We study hospice utilization by older veterans to evaluate whether there is a difference in the likelihood of receiving hospice through Medicare managed care (Medicare Advantage, or MA) versus Medicare fee-for-service (Traditional Medicare, or TM) mechanisms. MA and TM have opposite financial incentives associated with care delivery, especially as it relates to hospice. Leveraging the availability of comorbidity data in VA datasets, we conducted analyses while risk-adjusting for differences in disease status across groups. Previous MA versus TM comparisons have not been able to risk-adjust.

We conducted a retrospective analysis of VA- and Medicare-provided hospice care in the last six months of life using a cohort of male veteran decedents, age 66 or greater at death, enrolled in Medicare, and dying between fiscal years 2008 - 2013. Using a VA facility random-effects model and controlling for patient demographics and co-morbidities, we evaluated the effect of Medicare insurance type on the likelihood of hospice receipt and duration.

There were 1,515,441 veterans in our cohort. Seventy eight (78%) percent of decedents were enrolled in TM only; 19% were enrolled in MA only. There was a 25% increase in hospice receipt over time, climbing from 41% in 2008 to 50% of decedents in 2013. MA enrollees were significantly more likely to receive hospice than TM enrollees (aOR = 1.47, p < 0.001). However, MA enrollees had shorter stays in hospice (aIRR = 0.83, p < 0.001). There were significant disparities in hospice receipt related to race, marital status, and age. Minority veterans, unmarried veterans, and younger veterans were less likely to receive hospice. Results were robust to three sensitivity analyses.

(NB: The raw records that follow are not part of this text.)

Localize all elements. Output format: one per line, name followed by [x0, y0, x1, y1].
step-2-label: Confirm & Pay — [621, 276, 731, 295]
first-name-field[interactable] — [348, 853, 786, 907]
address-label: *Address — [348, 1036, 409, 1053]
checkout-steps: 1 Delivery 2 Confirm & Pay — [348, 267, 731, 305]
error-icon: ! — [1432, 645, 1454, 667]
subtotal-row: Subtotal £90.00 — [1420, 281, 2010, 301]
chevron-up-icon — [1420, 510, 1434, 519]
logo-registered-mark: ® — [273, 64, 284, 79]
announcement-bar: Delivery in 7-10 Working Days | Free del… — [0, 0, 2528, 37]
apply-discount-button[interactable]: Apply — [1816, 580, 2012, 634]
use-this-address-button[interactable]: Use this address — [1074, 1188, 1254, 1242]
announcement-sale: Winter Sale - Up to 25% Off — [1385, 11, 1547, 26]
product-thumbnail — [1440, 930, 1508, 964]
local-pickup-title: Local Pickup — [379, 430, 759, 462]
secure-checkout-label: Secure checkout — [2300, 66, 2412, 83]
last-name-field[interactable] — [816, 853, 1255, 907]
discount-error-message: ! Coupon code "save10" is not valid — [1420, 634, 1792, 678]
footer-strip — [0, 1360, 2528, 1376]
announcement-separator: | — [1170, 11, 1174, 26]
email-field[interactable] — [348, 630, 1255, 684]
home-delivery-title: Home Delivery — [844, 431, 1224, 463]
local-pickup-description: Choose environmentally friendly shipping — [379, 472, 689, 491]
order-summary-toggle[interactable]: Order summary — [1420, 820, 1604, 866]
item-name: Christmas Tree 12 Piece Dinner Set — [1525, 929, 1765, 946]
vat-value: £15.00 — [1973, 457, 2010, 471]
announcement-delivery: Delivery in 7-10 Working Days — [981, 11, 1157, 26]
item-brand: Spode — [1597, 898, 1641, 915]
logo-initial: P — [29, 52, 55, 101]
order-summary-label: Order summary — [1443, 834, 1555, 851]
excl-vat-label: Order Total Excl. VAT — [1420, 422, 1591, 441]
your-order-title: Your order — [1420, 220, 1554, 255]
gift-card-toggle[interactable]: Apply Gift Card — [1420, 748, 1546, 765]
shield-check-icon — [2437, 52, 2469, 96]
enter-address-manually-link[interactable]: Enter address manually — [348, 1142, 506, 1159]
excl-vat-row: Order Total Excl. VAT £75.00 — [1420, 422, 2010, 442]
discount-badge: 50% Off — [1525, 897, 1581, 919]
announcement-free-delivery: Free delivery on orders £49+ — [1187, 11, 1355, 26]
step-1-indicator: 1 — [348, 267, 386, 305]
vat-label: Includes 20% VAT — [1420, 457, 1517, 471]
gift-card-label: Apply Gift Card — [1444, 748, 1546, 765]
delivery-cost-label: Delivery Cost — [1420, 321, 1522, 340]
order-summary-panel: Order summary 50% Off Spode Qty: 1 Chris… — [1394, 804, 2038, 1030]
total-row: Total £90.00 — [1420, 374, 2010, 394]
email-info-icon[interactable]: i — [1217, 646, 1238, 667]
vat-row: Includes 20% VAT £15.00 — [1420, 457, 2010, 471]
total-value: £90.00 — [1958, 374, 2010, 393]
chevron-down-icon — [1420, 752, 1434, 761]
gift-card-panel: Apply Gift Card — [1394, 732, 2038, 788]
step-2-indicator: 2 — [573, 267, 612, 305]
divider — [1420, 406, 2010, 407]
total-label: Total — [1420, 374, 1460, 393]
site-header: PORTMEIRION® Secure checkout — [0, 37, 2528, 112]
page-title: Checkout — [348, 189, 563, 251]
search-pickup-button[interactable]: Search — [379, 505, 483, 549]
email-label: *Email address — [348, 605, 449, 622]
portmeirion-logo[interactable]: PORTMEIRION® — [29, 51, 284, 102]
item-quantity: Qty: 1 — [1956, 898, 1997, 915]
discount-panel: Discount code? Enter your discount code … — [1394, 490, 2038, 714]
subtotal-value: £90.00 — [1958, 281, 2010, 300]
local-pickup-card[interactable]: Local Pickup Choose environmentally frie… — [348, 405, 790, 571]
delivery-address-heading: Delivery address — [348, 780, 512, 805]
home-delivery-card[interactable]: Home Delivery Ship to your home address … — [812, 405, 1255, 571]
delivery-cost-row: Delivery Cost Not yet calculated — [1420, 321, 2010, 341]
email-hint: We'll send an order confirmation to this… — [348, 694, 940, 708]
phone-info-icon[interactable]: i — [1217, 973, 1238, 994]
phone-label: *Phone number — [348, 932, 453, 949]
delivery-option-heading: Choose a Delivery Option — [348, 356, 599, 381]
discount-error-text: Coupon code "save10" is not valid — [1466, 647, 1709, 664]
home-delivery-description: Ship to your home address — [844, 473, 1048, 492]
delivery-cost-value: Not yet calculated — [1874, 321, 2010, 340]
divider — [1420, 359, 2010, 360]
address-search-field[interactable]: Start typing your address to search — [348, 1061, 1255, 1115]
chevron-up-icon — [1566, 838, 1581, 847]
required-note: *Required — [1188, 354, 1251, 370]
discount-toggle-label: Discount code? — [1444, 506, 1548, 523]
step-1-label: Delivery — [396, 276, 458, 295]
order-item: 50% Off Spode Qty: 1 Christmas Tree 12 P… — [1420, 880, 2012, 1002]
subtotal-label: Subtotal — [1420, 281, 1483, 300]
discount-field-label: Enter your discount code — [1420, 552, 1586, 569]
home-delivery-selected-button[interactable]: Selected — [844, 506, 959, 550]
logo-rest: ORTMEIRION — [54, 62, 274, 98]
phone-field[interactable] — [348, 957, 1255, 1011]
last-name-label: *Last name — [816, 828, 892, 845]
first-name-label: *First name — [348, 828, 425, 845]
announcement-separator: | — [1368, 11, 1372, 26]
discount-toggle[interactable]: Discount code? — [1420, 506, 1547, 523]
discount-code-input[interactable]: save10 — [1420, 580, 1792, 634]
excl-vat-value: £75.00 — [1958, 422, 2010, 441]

MA enrollees are significantly more likely to receive hospice than TM enrollees, but also have shorter hospice stays. Hospice utilization is increasing but there are continuing disparities in care.

Reasons for later enrollment of MA Veterans than TM Veterans into hospice and reasons for less frequent hospice use in TM than in MA plans should be explored to ensure Veterans are not receiving sub-optimal care. Risk adjustment for comorbidities is necessary to make unbiased comparisons about differences in care access among MA and TM beneficiaries.